Secondo il segretario della Cisl-Fp Toscana, il divario tra la responsabilità assunta dal personale e la busta paga è diventato un ostacolo insormontabile: “Non possiamo pretendere che il sistema regga se non valorizziamo chi lo rende operativo. Le indennità attuali sono briciole che non coprono nemmeno lontanamente l’usura psicofisica e il rischio professionale a cui il personale è costantemente esposto, mentre l’Assessorato alla Sanità e Diritto alla Salute nega le indennità previste dal contratto nazionale.”
“Se non interveniamo subito sulle indennità e sulle assunzioni – avverte Nerini - i Pronto Soccorso toscani si svuoteranno definitivamente: la fuga di professionisti verso il privato o verso altre regioni sta accelerando. E la carenza di organico genera un circolo vizioso di stanchezza che mina la sicurezza sia dei lavoratori che dei cittadini.”

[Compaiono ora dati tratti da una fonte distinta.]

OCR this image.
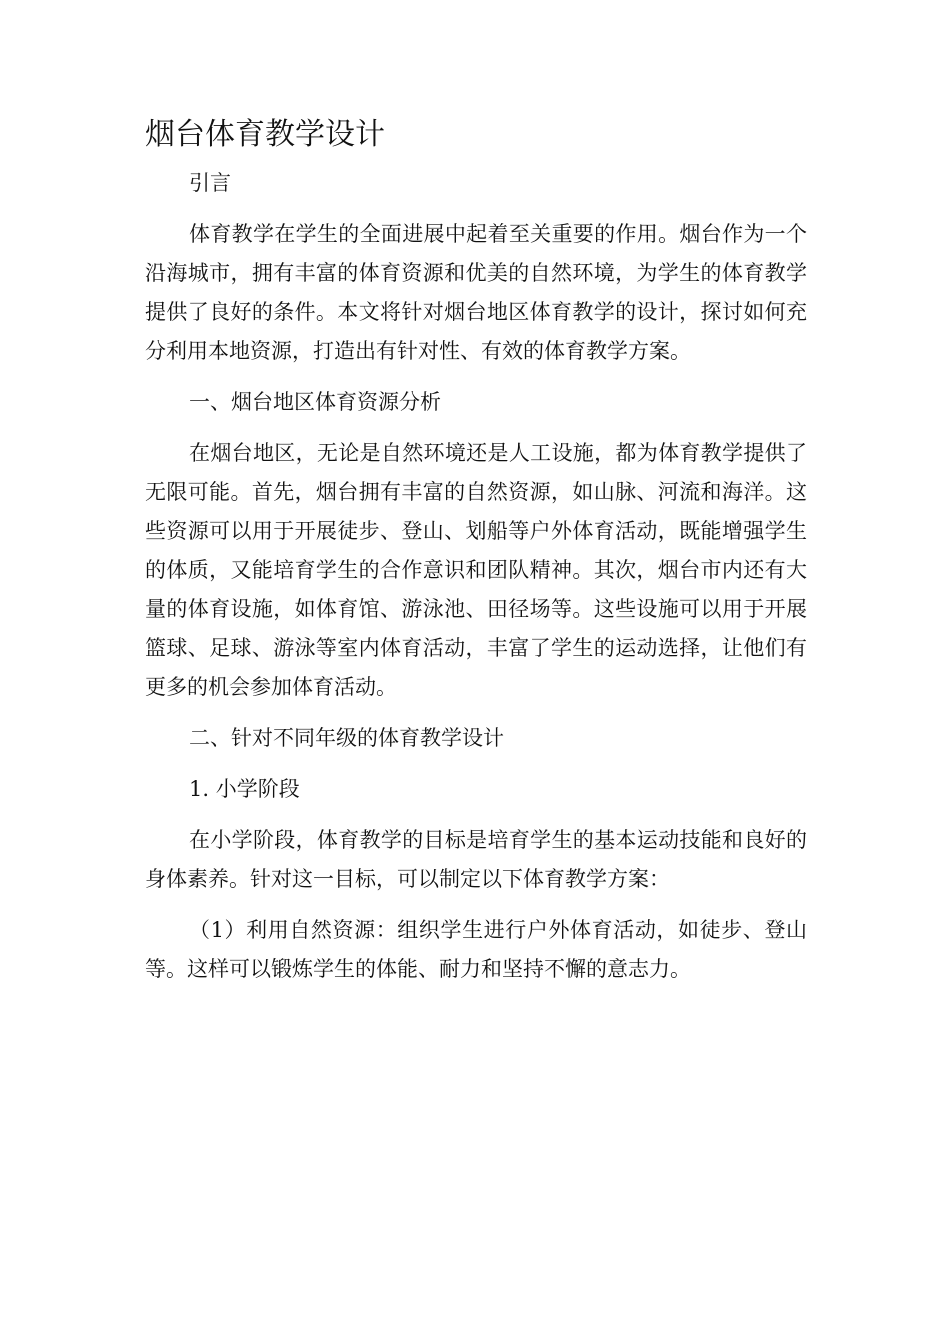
烟台体育教学设计

引言

体育教学在学生的全面进展中起着至关重要的作用。烟台作为一个沿海城市，拥有丰富的体育资源和优美的自然环境，为学生的体育教学提供了良好的条件。本文将针对烟台地区体育教学的设计，探讨如何充分利用本地资源，打造出有针对性、有效的体育教学方案。

一、烟台地区体育资源分析

在烟台地区，无论是自然环境还是人工设施，都为体育教学提供了无限可能。首先，烟台拥有丰富的自然资源，如山脉、河流和海洋。这些资源可以用于开展徒步、登山、划船等户外体育活动，既能增强学生的体质，又能培育学生的合作意识和团队精神。其次，烟台市内还有大量的体育设施，如体育馆、游泳池、田径场等。这些设施可以用于开展篮球、足球、游泳等室内体育活动，丰富了学生的运动选择，让他们有更多的机会参加体育活动。

二、针对不同年级的体育教学设计

1. 小学阶段

在小学阶段，体育教学的目标是培育学生的基本运动技能和良好的身体素养。针对这一目标，可以制定以下体育教学方案：

（1）利用自然资源：组织学生进行户外体育活动，如徒步、登山等。这样可以锻炼学生的体能、耐力和坚持不懈的意志力。
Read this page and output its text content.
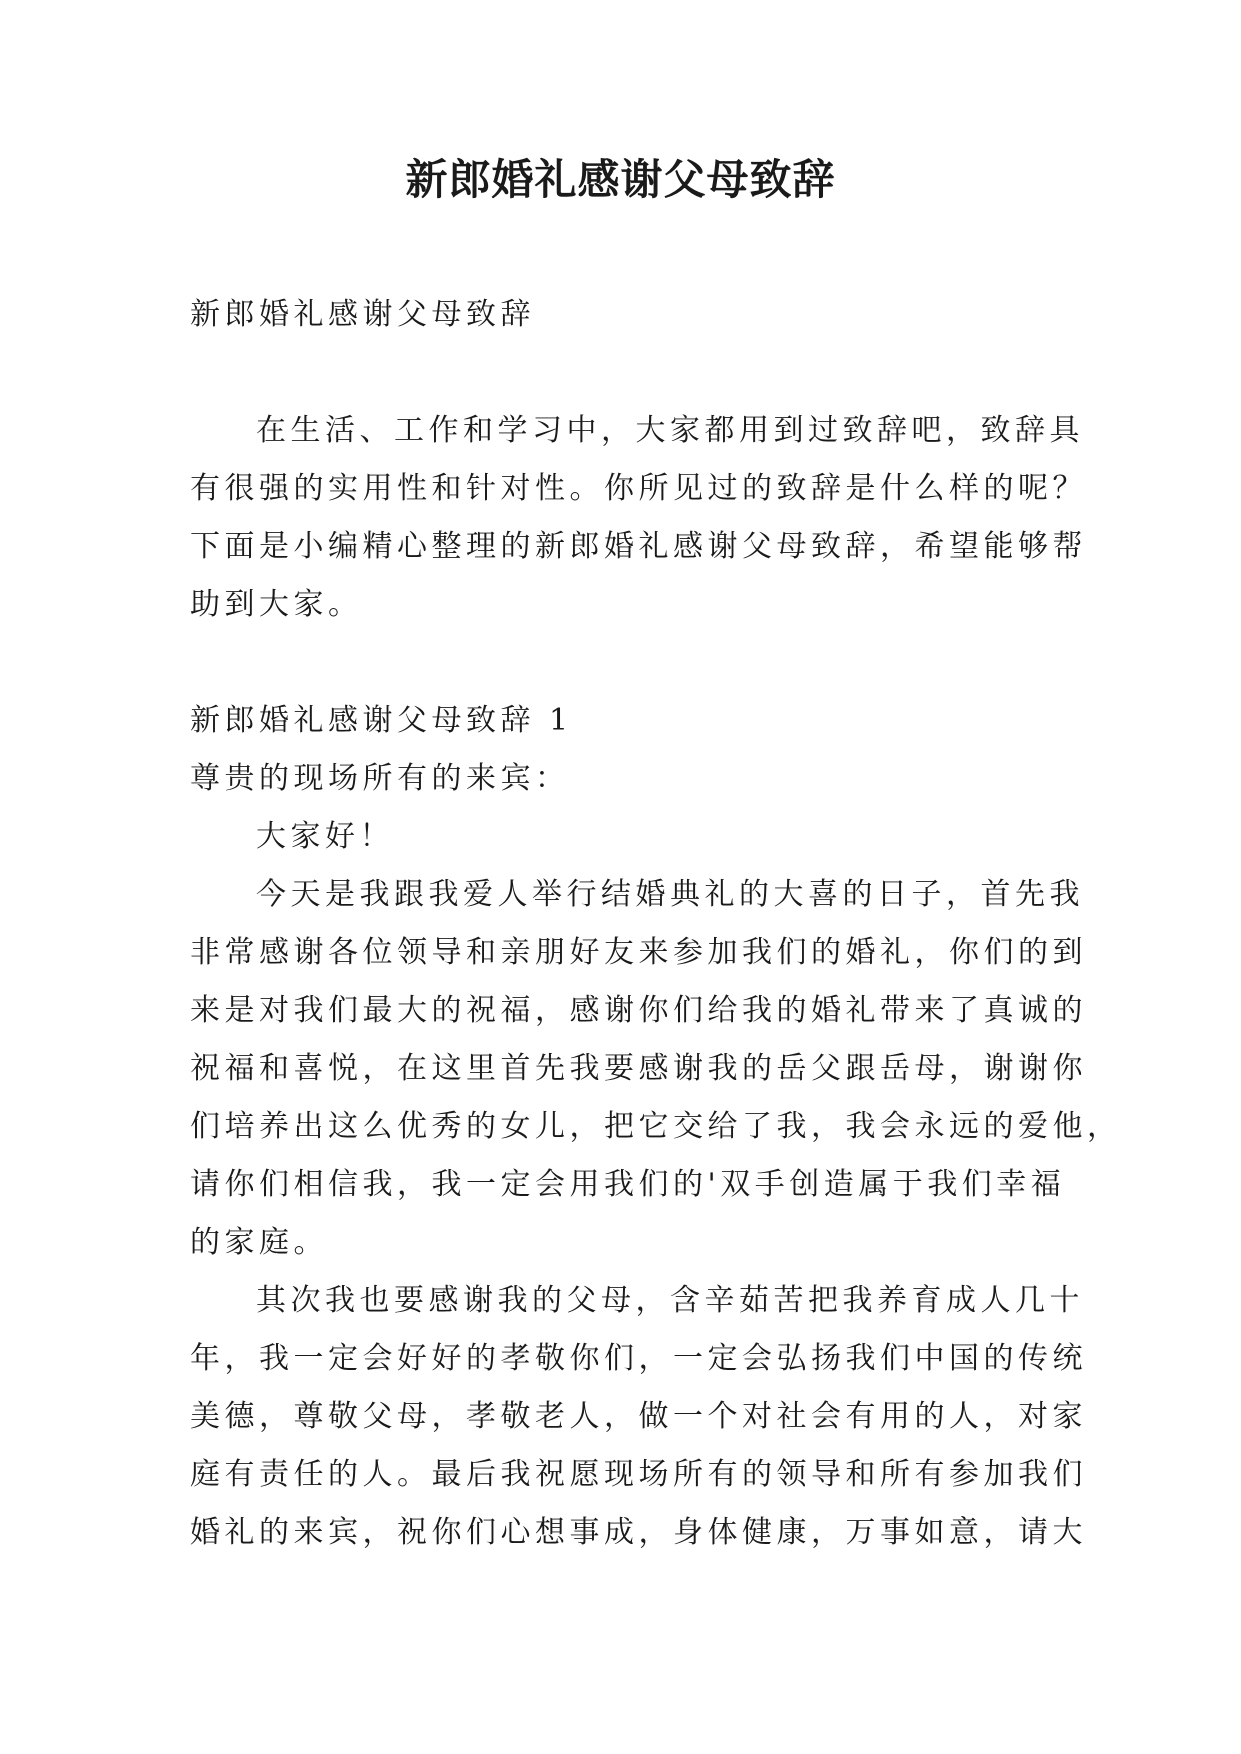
新郎婚礼感谢父母致辞
新郎婚礼感谢父母致辞
在生活、工作和学习中，大家都用到过致辞吧，致辞具
有很强的实用性和针对性。你所见过的致辞是什么样的呢？
下面是小编精心整理的新郎婚礼感谢父母致辞，希望能够帮
助到大家。
新郎婚礼感谢父母致辞 1
尊贵的现场所有的来宾：
大家好！
今天是我跟我爱人举行结婚典礼的大喜的日子，首先我
非常感谢各位领导和亲朋好友来参加我们的婚礼，你们的到
来是对我们最大的祝福，感谢你们给我的婚礼带来了真诚的
祝福和喜悦，在这里首先我要感谢我的岳父跟岳母，谢谢你
们培养出这么优秀的女儿，把它交给了我，我会永远的爱他，
请你们相信我，我一定会用我们的'双手创造属于我们幸福
的家庭。
其次我也要感谢我的父母，含辛茹苦把我养育成人几十
年，我一定会好好的孝敬你们，一定会弘扬我们中国的传统
美德，尊敬父母，孝敬老人，做一个对社会有用的人，对家
庭有责任的人。最后我祝愿现场所有的领导和所有参加我们
婚礼的来宾，祝你们心想事成，身体健康，万事如意，请大
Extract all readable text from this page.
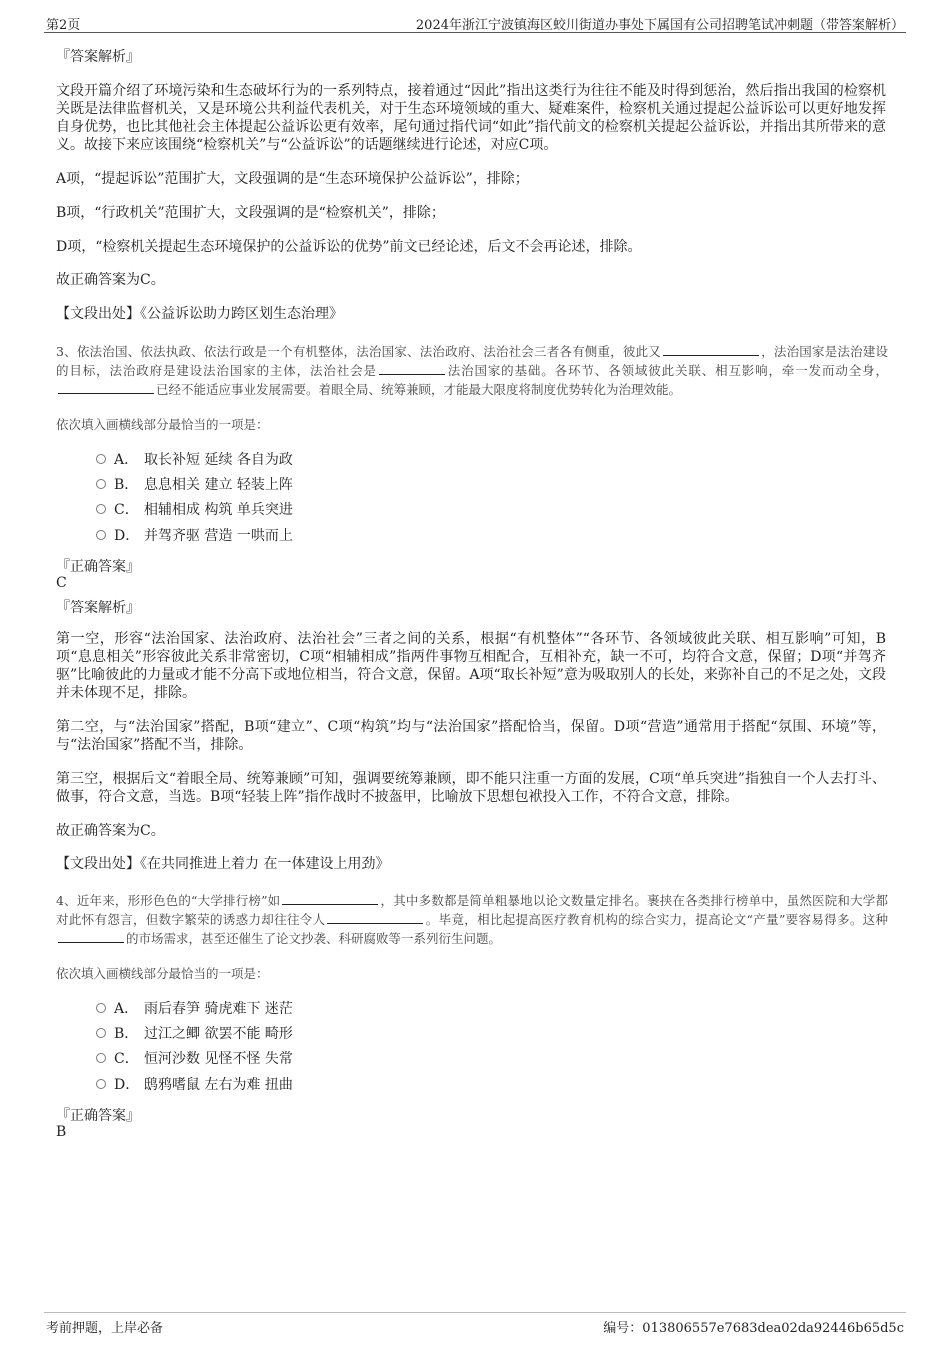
第2页	2024年浙江宁波镇海区蛟川街道办事处下属国有公司招聘笔试冲刺题（带答案解析）
『答案解析』
文段开篇介绍了环境污染和生态破坏行为的一系列特点，接着通过“因此”指出这类行为往往不能及时得到惩治，然后指出我国的检察机关既是法律监督机关，又是环境公共利益代表机关，对于生态环境领域的重大、疑难案件，检察机关通过提起公益诉讼可以更好地发挥自身优势，也比其他社会主体提起公益诉讼更有效率，尾句通过指代词“如此”指代前文的检察机关提起公益诉讼，并指出其所带来的意义。故接下来应该围绕“检察机关”与“公益诉讼”的话题继续进行论述，对应C项。
A项，“提起诉讼”范围扩大，文段强调的是“生态环境保护公益诉讼”，排除；
B项，“行政机关”范围扩大，文段强调的是“检察机关”，排除；
D项，“检察机关提起生态环境保护的公益诉讼的优势”前文已经论述，后文不会再论述，排除。
故正确答案为C。
【文段出处】《公益诉讼助力跨区划生态治理》
3、依法治国、依法执政、依法行政是一个有机整体，法治国家、法治政府、法治社会三者各有侧重，彼此又	，法治国家是法治建设的目标，法治政府是建设法治国家的主体，法治社会是	法治国家的基础。各环节、各领域彼此关联、相互影响，牵一发而动全身，已经不能适应事业发展需要。着眼全局、统筹兼顾，才能最大限度将制度优势转化为治理效能。
依次填入画横线部分最恰当的一项是：
A． 取长补短 延续 各自为政
B． 息息相关 建立 轻装上阵
C． 相辅相成 构筑 单兵突进
D． 并驾齐驱 营造 一哄而上
『正确答案』
C
『答案解析』
第一空，形容“法治国家、法治政府、法治社会”三者之间的关系，根据“有机整体”“各环节、各领域彼此关联、相互影响”可知，B项“息息相关”形容彼此关系非常密切，C项“相辅相成”指两件事物互相配合，互相补充，缺一不可，均符合文意，保留；D项“并驾齐驱”比喻彼此的力量或才能不分高下或地位相当，符合文意，保留。A项“取长补短”意为吸取别人的长处，来弥补自己的不足之处，文段并未体现不足，排除。
第二空，与“法治国家”搭配，B项“建立”、C项“构筑”均与“法治国家”搭配恰当，保留。D项“营造”通常用于搭配“氛围、环境”等，与“法治国家”搭配不当，排除。
第三空，根据后文“着眼全局、统筹兼顾”可知，强调要统筹兼顾，即不能只注重一方面的发展，C项“单兵突进”指独自一个人去打斗、做事，符合文意，当选。B项“轻装上阵”指作战时不披盔甲，比喻放下思想包袱投入工作，不符合文意，排除。
故正确答案为C。
【文段出处】《在共同推进上着力 在一体建设上用劲》
4、近年来，形形色色的“大学排行榜”如	，其中多数都是简单粗暴地以论文数量定排名。裹挟在各类排行榜单中，虽然医院和大学都对此怀有怨言，但数字繁荣的诱惑力却往往令人	。毕竟，相比起提高医疗教育机构的综合实力，提高论文“产量”要容易得多。这种的市场需求，甚至还催生了论文抄袭、科研腐败等一系列衍生问题。
依次填入画横线部分最恰当的一项是：
A． 雨后春笋 骑虎难下 迷茫
B． 过江之鲫 欲罢不能 畸形
C． 恒河沙数 见怪不怪 失常
D． 鸱鸦嗜鼠 左右为难 扭曲
『正确答案』
B
考前押题，上岸必备	编号：013806557e7683dea02da92446b65d5c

Tre, per la Cisl-Fp, gli interventi indispensabili: un aumento sostanziale delle risorse destinate al personale dei Pronto soccorso in Toscana, che rispecchi l'effettiva complessità del lavoro svolto; la copertura dei posti vacanti per garantire la rotazione dei turni e il recupero psicofisico; misure concrete per fermare l'escalation di aggressioni nei confronti degli operatori sanitari, con l'esposizione a burnout e rischi legali crescenti.
“Non resteremo a guardare mentre il diritto alla salute e la dignità del lavoro vengono calpestati” conclude Nerini. “Siamo pronti a mettere in atto ogni forma di mobilitazione se dall' Assessorato non arriveranno segnali concreti e immediati. È tempo di passare dagli annunci su media e social a fatti concreti e tangibili.”